This work addresses a critical gap in existing rogue base station detection systems, which rely on custom-built prototypes and consequently lack awareness of real-world behaviors exhibited by commercial equipment, leading to incomplete threat models and undetected attack vectors. To bridge this gap, the authors present Devilray, a reconstructable adversarial baseline system grounded in the first empirical analysis of a commercial rogue base station and aligned with 3GPP standards. Devilray systematically generates 2,592 realistic behavioral variants of rogue base stations and evaluates them through a configurable RF emulation platform and a rigorous assessment framework. Comprehensive testing across seven representative detectors reveals substantial coverage gaps in all, exposing systemic vulnerabilities rooted in overly restrictive assumptions. This study thus establishes a more realistic benchmark and adversarial model for future research in cellular network security.

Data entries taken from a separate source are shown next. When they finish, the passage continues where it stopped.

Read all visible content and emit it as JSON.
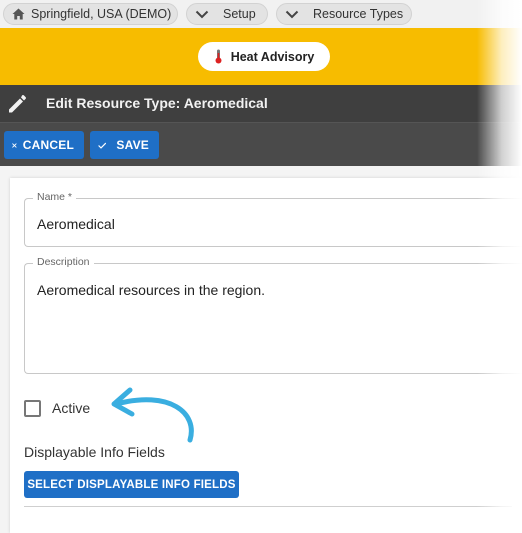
{
  "breadcrumbs": [
    {
      "label": "Springfield, USA (DEMO)",
      "icon": "home-icon"
    },
    {
      "label": "Setup",
      "icon": "chevron-down-icon"
    },
    {
      "label": "Resource Types",
      "icon": "chevron-down-icon"
    }
  ],
  "alert": {
    "label": "Heat Advisory",
    "icon": "thermometer-icon"
  },
  "title": {
    "text": "Edit Resource Type: Aeromedical",
    "icon": "pencil-icon"
  },
  "toolbar": {
    "cancel_label": "CANCEL",
    "save_label": "SAVE"
  },
  "form": {
    "name_label": "Name *",
    "name_value": "Aeromedical",
    "description_label": "Description",
    "description_value": "Aeromedical resources in the region.",
    "active_label": "Active",
    "active_checked": false,
    "info_fields_label": "Displayable Info Fields",
    "info_fields_button": "SELECT DISPLAYABLE INFO FIELDS"
  },
  "colors": {
    "accent_blue": "#1f6fc6",
    "alert_yellow": "#f7bc00",
    "titlebar": "#3f3f3f",
    "annotation_arrow": "#3aaee0"
  }
}
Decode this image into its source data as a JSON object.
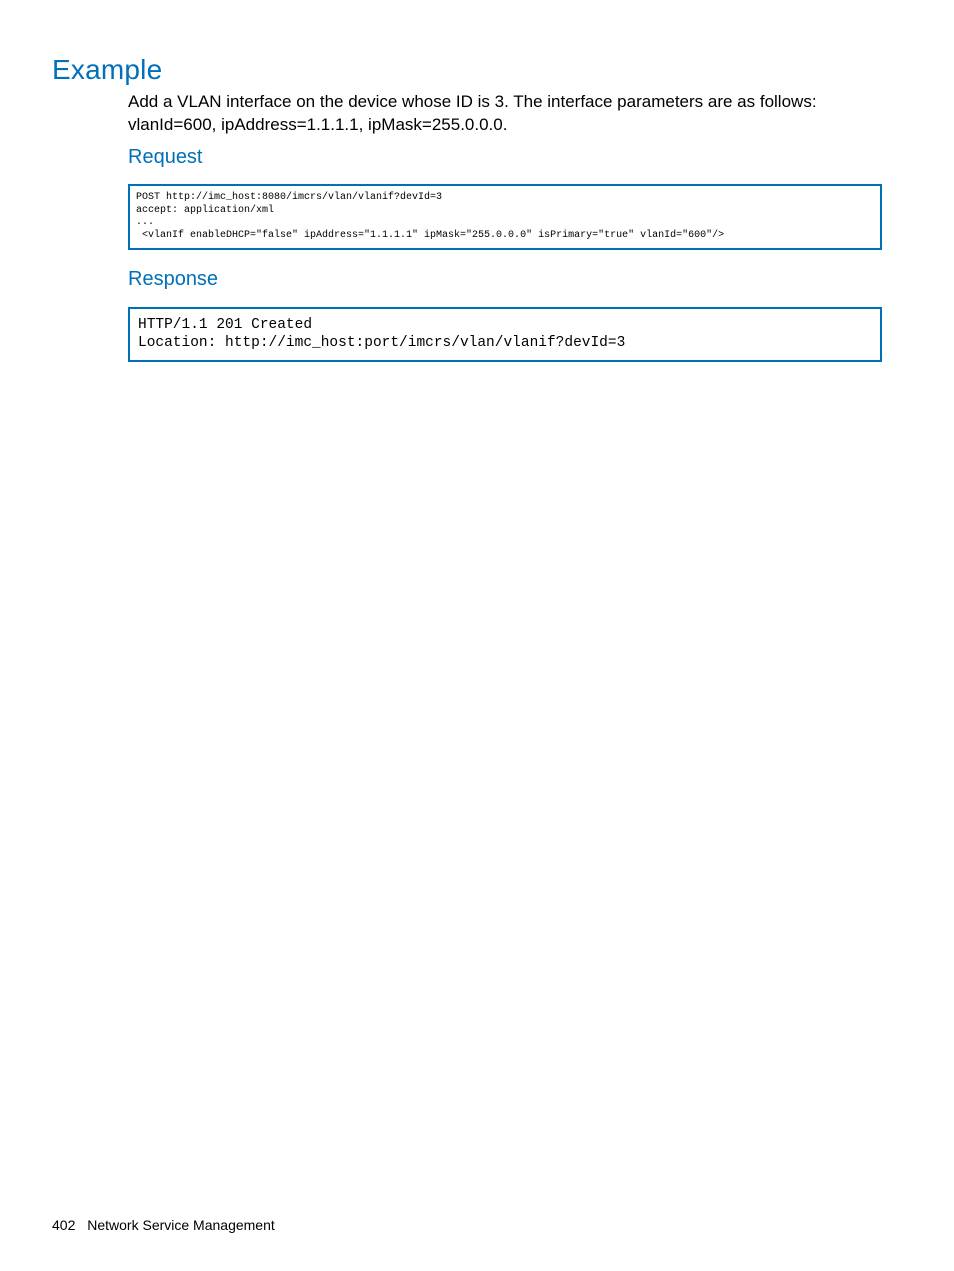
{
  "headings": {
    "example": "Example",
    "request": "Request",
    "response": "Response"
  },
  "intro": "Add a VLAN interface on the device whose ID is 3. The interface parameters are as follows: vlanId=600, ipAddress=1.1.1.1, ipMask=255.0.0.0.",
  "request_code": "POST http://imc_host:8080/imcrs/vlan/vlanif?devId=3\naccept: application/xml\n...\n <vlanIf enableDHCP=\"false\" ipAddress=\"1.1.1.1\" ipMask=\"255.0.0.0\" isPrimary=\"true\" vlanId=\"600\"/>",
  "response_code": "HTTP/1.1 201 Created\nLocation: http://imc_host:port/imcrs/vlan/vlanif?devId=3",
  "footer": {
    "page_number": "402",
    "section": "Network Service Management"
  }
}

Fake Base Station (FBS) detection has been a critical focus of cellular security research for over two decades. However, significant financial and regulatory barriers to accessing commercial FBS (C-FBS) devices have limited direct visibility into real-world operations, forcing detection systems to be designed and evaluated around self-built prototypes. In this paper, we present Devilray, a reconfigurable and reference-grade adversarial baseline designed to systematically explore the realistic adversarial space and identify adversarial blind spots in current detection -- regions of realistic adversarial behavior excluded by prevailing threat models. We establish an empirical ground truth through the first academic analysis of a C-FBS and extend these observations into specification-driven operational variants permitted by 3GPP standards. Devilray enables the systematic exploration of 2,592 feasible and realistic FBS instances, capturing a wide range of operational possibilities. Using Devilray, we evaluate seven representative accessible FBS detectors and uncover coverage gaps across all seven, revealing blind spots rooted in assumption-bound design and evaluation. Our work provides the first robust adversarial model grounded in real-world behavior and specification analysis, enabling the community to develop and evaluate future detection mechanisms in a rigorous manner.